20121208_atc_04.mp3?orgId=1&topicId=1014&d=209&p=2&story=166791297&t=progseg&e=166778087&seg=4&ft=nprml&f=166791297

There's an event held every year in Washington known as the Saban Forum — named for Haim Saban, the Israeli-American media mogul who funds it. It's a night of elbow-rubbing between D.C. and Middle East political leadership, though foreign dignitaries are mostly Israeli.

Hillary Clinton was the keynote speaker at this year's forum, which was held last week. But before she spoke, the audience was treated to an eight-minute video.

It was a sort of glossy, high-end highlights reel of her public life — as first lady, senator and secretary of state — studded with interviews from international bigwigs like current and former Israeli Prime Ministers Benjamin Netanyahu and Ehud Barak, former British Prime Minister Tony Blair and Sen. John Kerry. They praised her work, joked about her distinctive laugh and made cryptic comments about good things in her future.

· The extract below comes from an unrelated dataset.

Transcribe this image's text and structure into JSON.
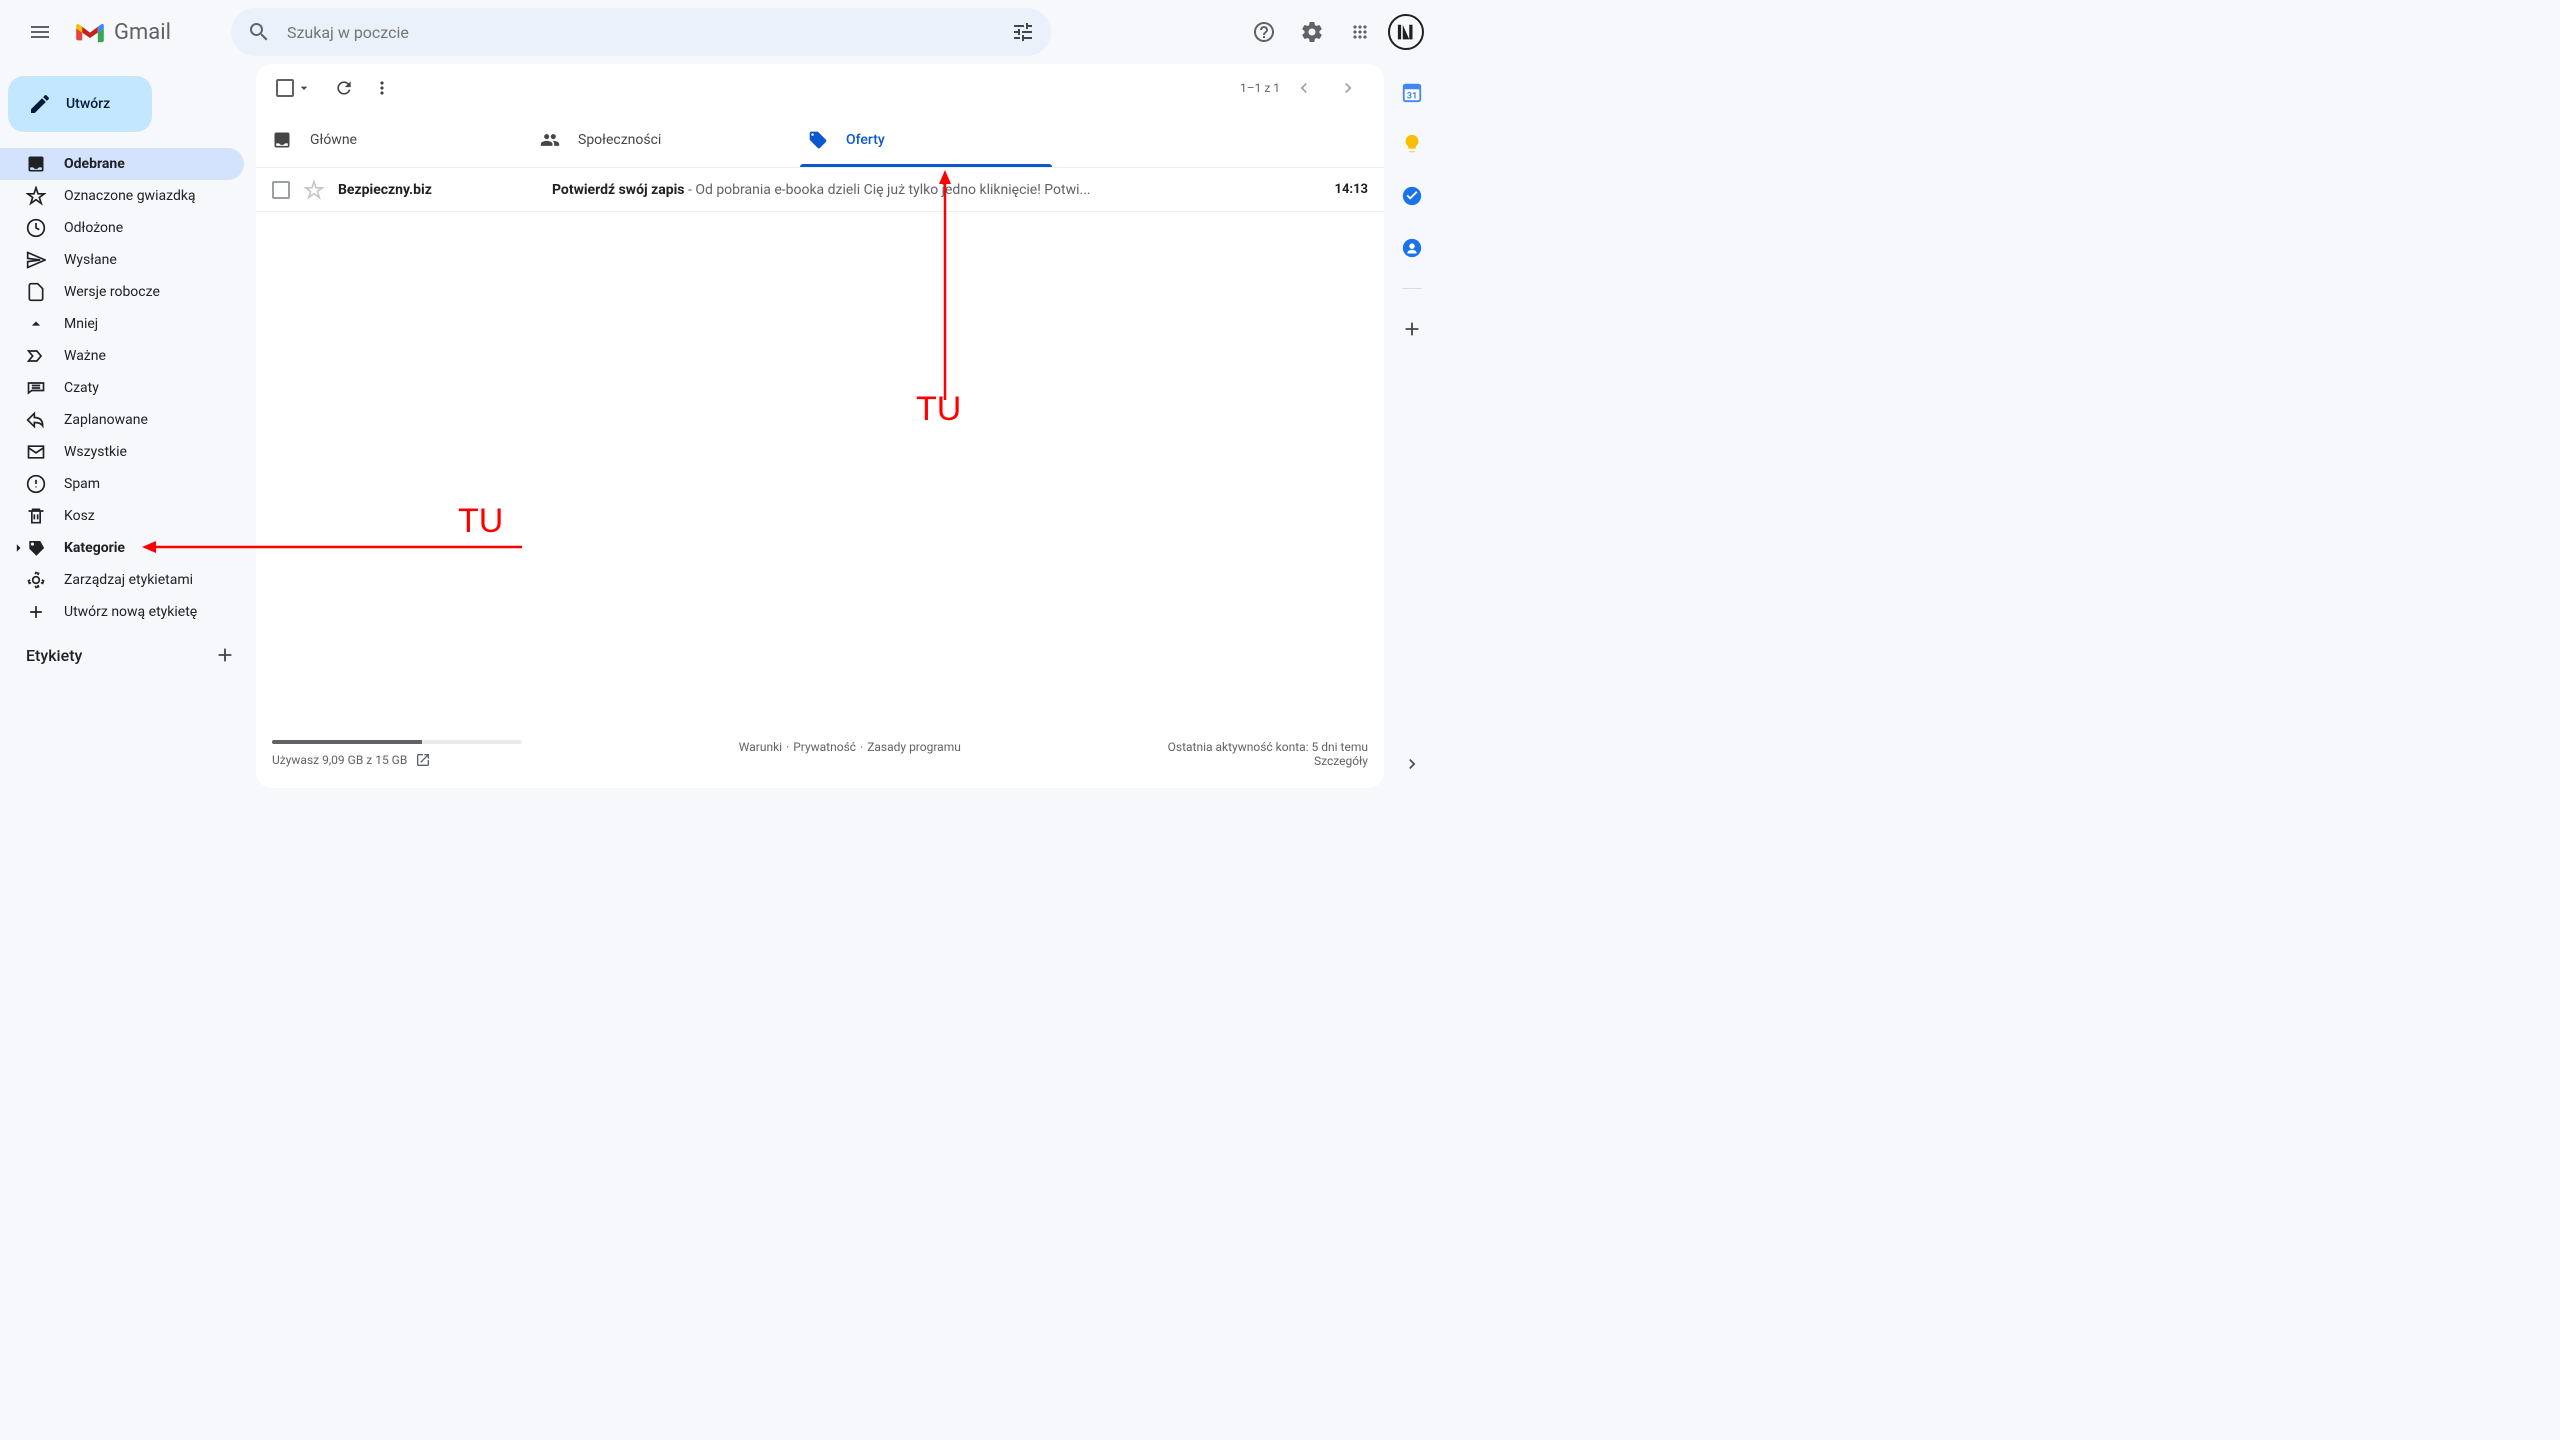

David Remnick, editor of The New Yorker, was in the audience. That video and her speech was enough to convince him that Clinton is going to run for president in 2016.

"The combination of the film, the way she gave her speech — which was extremely uncritical of the Israelis, even at a moment when the Israeli-America relationship is, I would say, very troubled — gave one the indication that she is being hypercareful and looking forward to a career that still has politics in it," Remnick told Weekends on All Things Considered host Guy Raz. "And where else is there to go other than a presidential race?"

At the end of the video, Blair delivers a line that Remnick says everyone in the audience was expecting.

"I just have an instinct that, with Hillary, the best is yet to come," he says as the music swells.

It's vague, granted, and Remnick says this kind of political prognostication right after an election is a bit of a stretch — after all, there's a lot that can happen between now and 2016. But he says he'd be surprised if Clinton didn't run in 2016. And, he says the video sure seemed like a push from some in the international community for Clinton to throw her hat in the ring and go for the White House.

At the very least, it gave the international politicians a chance to hedge their bets and say nice things about someone they think could be president.

"I think there's not a single person who appeared in that film who hasn't read Machiavelli," he says.

But even though the video looked like a campaign ad, Remnick says the hypothetical Hillary '16 campaign probably won't be re-running the video as a campaign ad four years from now.